Damper resistance: A two-element vector containing the damper winding resistance \(R'_\mathrm{k,d}\) and \(R'_\mathrm{k,q}\) of the d-axis and the q-axis. The values in ohms \((\Omega)\) are referred to the stator side.
Damper leakage inductance: A two-element vector containing the damper winding leakage inductance \(L'_\mathrm{lk,d}\) and \(L'_\mathrm{lk,q}\) of the d-axis and the q-axis. The values in henries \((\mathrm{H})\) are referred to the stator side.
Inertia: Combined rotor and load inertia \(J\) in \((\mathrm{Nms}^2)\).
Friction coefficient: Viscous friction \(F\) in \((\mathrm{Nms})\).
Number of pole pairs: Number of pole pairs \(p\).
Initial rotor speed: Initial mechanical speed \(\omega_\mathrm{m,0}\) in radians per second \((\frac{\mathrm{rad}}{\mathrm{s}})\).
Initial rotor position: Initial mechanical rotor angle \(\theta_\mathrm{m,0}\) in radians.

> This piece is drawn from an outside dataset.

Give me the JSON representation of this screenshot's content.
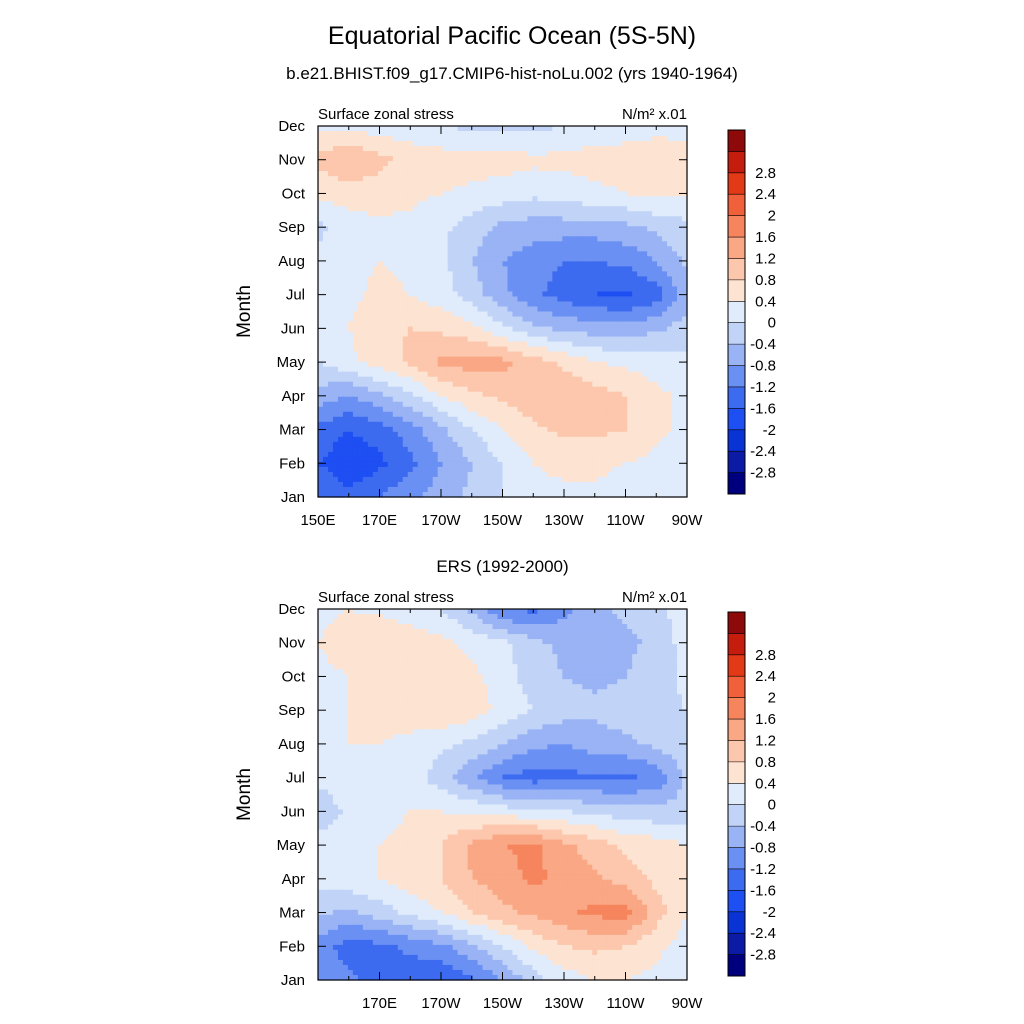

If \(\theta_\mathrm{m,0}\) is an integer multiple of \(2\pi/p\), the d-axis is aligned with phase a of the stator windings at simulation start.
Initial stator currents: A two-element vector containing the initial stator currents \(i_\mathrm{a,0}\) and \(i_\mathrm{b,0}\) of phase a and b in amperes \((\mathrm{A})\).
Initial field current: Initial current \(i_\mathrm{f,0}\) in the field winding in amperes \((\mathrm{A})\).
Initial stator flux: A two-element vector containing the initial stator flux \(\Psi'_\mathrm{d,0}\) and \(\Psi'_{q,0}\) in the rotor reference frame in weber \((\mathrm{Vs})\).

Probe Signals

Stator phase currents: The three-phase stator winding currents \(i_\mathrm{a}\), \(i_\mathrm{b}\) and \(i_\mathrm{c}\), in amperes \((\mathrm{A})\). Currents flowing into the machine are considered positive.
Field currents: The excitation current \(i_\mathrm{f}\) in amperes \((\mathrm{A})\).
Damper currents: The damper currents \(i'_\mathrm{k,d}\) and \(i'_\mathrm{k,q}\) in the stationary reference frame, in amperes \((\mathrm{A})\).
Stator flux (dq): The stator flux linkages \(\Psi_\mathrm{d}\) and \(\Psi_\mathrm{q}\) in the stationary reference frame in \((\mathrm{Vs})\).
Magnetizing flux (dq): The magnetizing flux linkages \(\Psi_\mathrm{m,d}\) and \(\Psi_\mathrm{m,q}\) in the stationary reference frame in \((\mathrm{Vs})\).
Rotational speed: The rotational speed \(\omega_\mathrm{m}\) of the rotor in radians per second \((\frac{\mathrm{rad}}{\mathrm{s}})\).
Rotor position: The mechanical rotor angle \(\theta_\mathrm{m}\) in radians.
Electrical torque: The electrical torque \(T_\mathrm{e}\) of the machine in newton-meters \((\mathrm{Nm})\).

References

D. C. Aliprantis, O. Wasynczuk, C. D. Rodriguez Valdez, “A voltage-behind-reactance synchronous machine model with saturation and arbitrary rotor network representation”, IEEE Transactions on Energy Conversion, Vol. 23, No. 2, June 2008.
K. A. Corzine, B. T. Kuhn, S. D. Sudhoff, H. J. Hegner, “An improved method for incorporating magnetic saturation in the Q-D synchronous machine model”, IEEE Transactions on Energy Conversion, Vol. 13, No. 3, Sept. 1998.
E. Levi, “Saturation modelling in D-Q axis models of salient pole synchronous machines”, IEEE Transactions on Energy Conversion, Vol. 14, No. 1, March 1999.
E. Levi, “Impact of cross-saturation on accuracy of saturated synchronous machine models”, IEEE Transactions on Energy Conversion, Vol. 15, No. 2, June 2000.